Faut que je sorte m’aérer. Une fois de plus. Deux fois dans la même semaine, c’est dire que je vais mal. Changeons de route. Manhattan n’est pas un lieu propice au repos sur les bancs publics, si ça devait recommencer. Le Queens, quartier des reines ? Ça m’étonnerait beaucoup ! On s’en fout, là bas, au moins, on ne m’embêtera pas à squatter un reposoir à fessier…

Je marche. Les quartiers s’enchaînent, tous avec leur architecture et leur population. Plaques d’égout fumantes. Journaux volants au vent. Il y a plus de tâche de sang sur le bitume qu’à Manhattan, et moins de salles de cinéma.

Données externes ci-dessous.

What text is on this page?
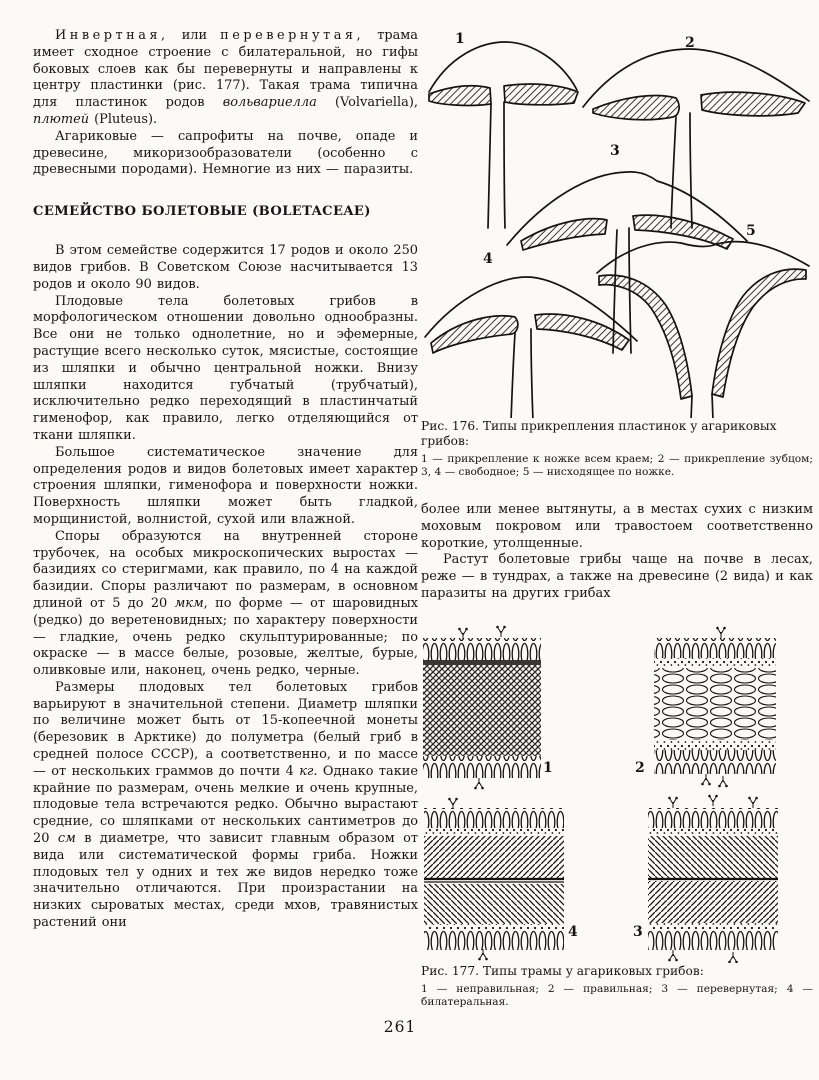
Инвертная, или перевернутая, трама имеет сходное строение с билатеральной, но гифы боковых слоев как бы перевернуты и направлены к центру пластинки (рис. 177). Такая трама типична для пластинок родов вольвариелла (Volvariella), плютей (Pluteus).

Агариковые — сапрофиты на почве, опаде и древесине, микоризообразователи (особенно с древесными породами). Немногие из них — паразиты.

СЕМЕЙСТВО БОЛЕТОВЫЕ (BOLETACEAE)

В этом семействе содержится 17 родов и около 250 видов грибов. В Советском Союзе насчитывается 13 родов и около 90 видов.

Плодовые тела болетовых грибов в морфологическом отношении довольно однообразны. Все они не только однолетние, но и эфемерные, растущие всего несколько суток, мясистые, состоящие из шляпки и обычно центральной ножки. Внизу шляпки находится губчатый (трубчатый), исключительно редко переходящий в пластинчатый гименофор, как правило, легко отделяющийся от ткани шляпки.

Большое систематическое значение для определения родов и видов болетовых имеет характер строения шляпки, гименофора и поверхности ножки. Поверхность шляпки может быть гладкой, морщинистой, волнистой, сухой или влажной.

Споры образуются на внутренней стороне трубочек, на особых микроскопических выростах — базидиях со стеригмами, как правило, по 4 на каждой базидии. Споры различают по размерам, в основном длиной от 5 до 20 мкм, по форме — от шаровидных (редко) до веретеновидных; по характеру поверхности — гладкие, очень редко скульптурированные; по окраске — в массе белые, розовые, желтые, бурые, оливковые или, наконец, очень редко, черные.

Размеры плодовых тел болетовых грибов варьируют в значительной степени. Диаметр шляпки по величине может быть от 15-копеечной монеты (березовик в Арктике) до полуметра (белый гриб в средней полосе СССР), а соответственно, и по массе — от нескольких граммов до почти 4 кг. Однако такие крайние по размерам, очень мелкие и очень крупные, плодовые тела встречаются редко. Обычно вырастают средние, со шляпками от нескольких сантиметров до 20 см в диаметре, что зависит главным образом от вида или систематической формы гриба. Ножки плодовых тел у одних и тех же видов нередко тоже значительно отличаются. При произрастании на низких сыроватых местах, среди мхов, травянистых растений они

1	2
3
4
5
Рис. 176. Типы прикрепления пластинок у агариковых грибов:
1 — прикрепление к ножке всем краем; 2 — прикрепление зубцом; 3, 4 — свободное; 5 — нисходящее по ножке.

более или менее вытянуты, а в местах сухих с низким моховым покровом или травостоем соответственно короткие, утолщенные.

Растут болетовые грибы чаще на почве в лесах, реже — в тундрах, а также на древесине (2 вида) и как паразиты на других грибах

1	2
4	3
Рис. 177. Типы трамы у агариковых грибов:
1 — неправильная; 2 — правильная; 3 — перевернутая; 4 — билатеральная.
261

Un square. Un banc. Le temps. Quel temps ? Comment est le temps ? Radieux ou pluvieux ? Long ou court ? Je pose mon séant sur le dit banc. Je regarde le temps passer. Les secondes, les minutes, les heures, les nuages, le soleil. Sous les ronrons des voitures, le cri des klaxons, quelques coups de feu au loin, mon attention baisse, une brume épaisse envahit mon champ de vision. On se croirait à Londres, les jours où il ne pleut pas. Je ne vois rien, n’entends plus rien, les cris et les ronrons s’effacent comme les résidus d’un écho. Je ne sens plus mon corps, mes jambes, mes bras. Un total lâcher-prise. La sensation de tomber dans un trou sans fond ni parois. Et pourtant je n’ai pas peur, peut-être n’en ai-je pas la capacité avec tout le whisky dans lequel je baigne… La brume s’obscurcit, le silence prend de plus en plus de place.

Et là…

Chapitre XIV : révélation

Et là…

Tel un furoncle sur un nez en plein milieu de la figure, un détail me saute au visage. Le genre de truc, t’aurais enquêté des années sur l’affaire, que tu ne l’aurais jamais trouvé. Le truc de ouf !

Le lien entre tous ces éléments, le chaînon manquant entre l’homme et le singe, la Vérité sur les origines de l’Univers, et la recette miracle pour garder sa prostate en bonne santé réunis dans une seule et même pensée. A prendre au sens métaphorique, cela va de soi !

LE SUBALTERNE EST DE MECHE AVEC LE CONCIERGE !!!!!!

Veni, vidi, vici, alea jacta est, ad libitum, etcaetera !

Je me réveille en sursaut. Tel le pénitent touché par la grâce divine, j’ouvre mes yeux, aveuglé, par ce qui ressemble étrangement à la lumière d’un réverbère juste en face de moi. C’est moins poétique, mais ça doit faire le même effet, j’imagine.

Ni une, ni deux, ni tous les autres chiffres de l’alphabet, je hèle un taxi pour qu’il me dépose au commissariat. Je dois trouver des preuves pour confronter tout ce petit monde…

Chapitre XV : suspicion

Scénario habituel depuis quelques temps, j’entre par la porte de derrière, me faufile dans les fichiers du personnel, recherche le nom du subalterne. Il a beau être marqué sur son gilet, j’ai pas la mémoire des noms. Ça la fait moyennement pour un flic ! Un nom à consonance irlandaise… MacIntosh, MacDouglas, MacAdomia, MacEuentrelesjambes… Je fouille et tombe sur un MacDias. Oui, MacDias ! En irlandais on pourrait le traduire par « fils de Dieu », comme Godsson !!! On ne s’emballe pas, ce n’est toujours pas Noël, dans le jargon on peut appeler ça des coïncidences. Mais ça commence à en faire beaucoup !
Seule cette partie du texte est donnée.